Regarding the second point, the clinical course of this case suggests that the tumor shrank after the inflammatory response. Immune checkpoint inhibitors shrink tumors by the action of their T lymphocytes. In this case, it is possible that the T lymphocytes became too active and caused inflammation. Immune checkpoint inhibitors are characterized by pseudoprogression and specific side effects, which were first reported in a study on ipilimumab, an anti-CTLA4 inhibitor used in the treatment of melanoma[10]. Later, it was also reported that the pseudoprogression observed in patients treated with pembrolizumab and nivolumab (anti-PD-1 agents) is not true tumor progression, and that it merely caused enlargement in areas with infiltration, edema, and necrosis of immune cells, such as cytotoxic T lymphocytes in the tumor periphery[11]. Furthermore, it has been suggested that a delayed immunological response in addition to the inflammatory response due to tumor infiltration by immune cells may play some role in pseudoprogression[12]. However, the precise mechanism of pseudoprogression remains unknown. In this case, the risk of tumor dissemination due to invasive procedures such as drainage and biopsy was avoided by careful follow-up. Although it may be difficult to distinguish the tumor from an abscess, it is important to keep tumor necrosis in mind while administering pembrolizumab.

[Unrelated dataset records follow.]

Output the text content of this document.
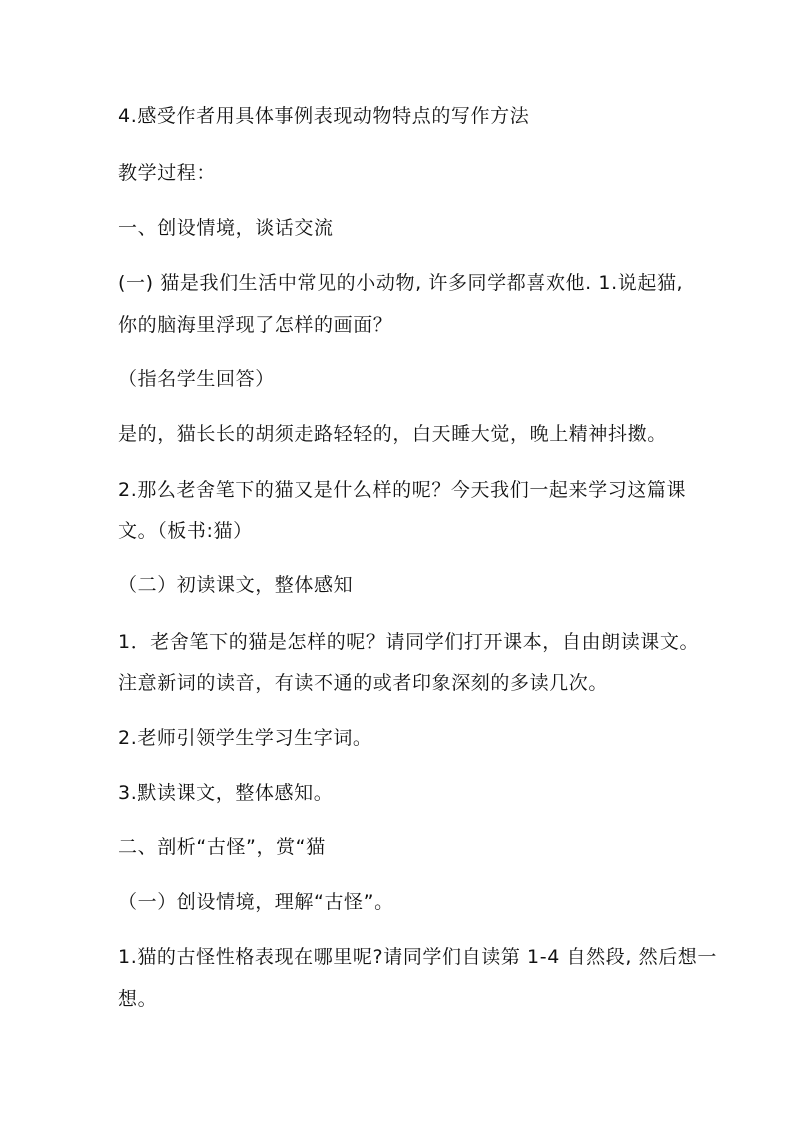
4.感受作者用具体事例表现动物特点的写作方法
教学过程：
一、创设情境，谈话交流
(一) 猫是我们生活中常见的小动物, 许多同学都喜欢他. 1.说起猫,
你的脑海里浮现了怎样的画面？
（指名学生回答）
是的，猫长长的胡须走路轻轻的，白天睡大觉，晚上精神抖擞。
2.那么老舍笔下的猫又是什么样的呢？今天我们一起来学习这篇课
文。（板书:猫）
（二）初读课文，整体感知
1．老舍笔下的猫是怎样的呢？请同学们打开课本，自由朗读课文。
注意新词的读音，有读不通的或者印象深刻的多读几次。
2.老师引领学生学习生字词。
3.默读课文，整体感知。
二、剖析“古怪”，赏“猫
（一）创设情境，理解“古怪”。
1.猫的古怪性格表现在哪里呢?请同学们自读第 1-4 自然段, 然后想一
想。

We have experienced a case of recurrent colorectal cancer with marked shrinkage after specific clinical and imaging findings during treatment with pembrolizumab. It is possible that some patients treated with pembrolizumab may experience shrinkage after a local inflammatory response due to its pharmacological effects.

Conflicts of Interest

There are no conflicts of interest.

Author Contributions

All authors have contributed to this manuscript and reviewed and approved the current form of the manuscript to be submitted.

Approval by Institutional Review Board (IRB)

Not applicable.

Informed Consent

Written informed consent was obtained from the patients.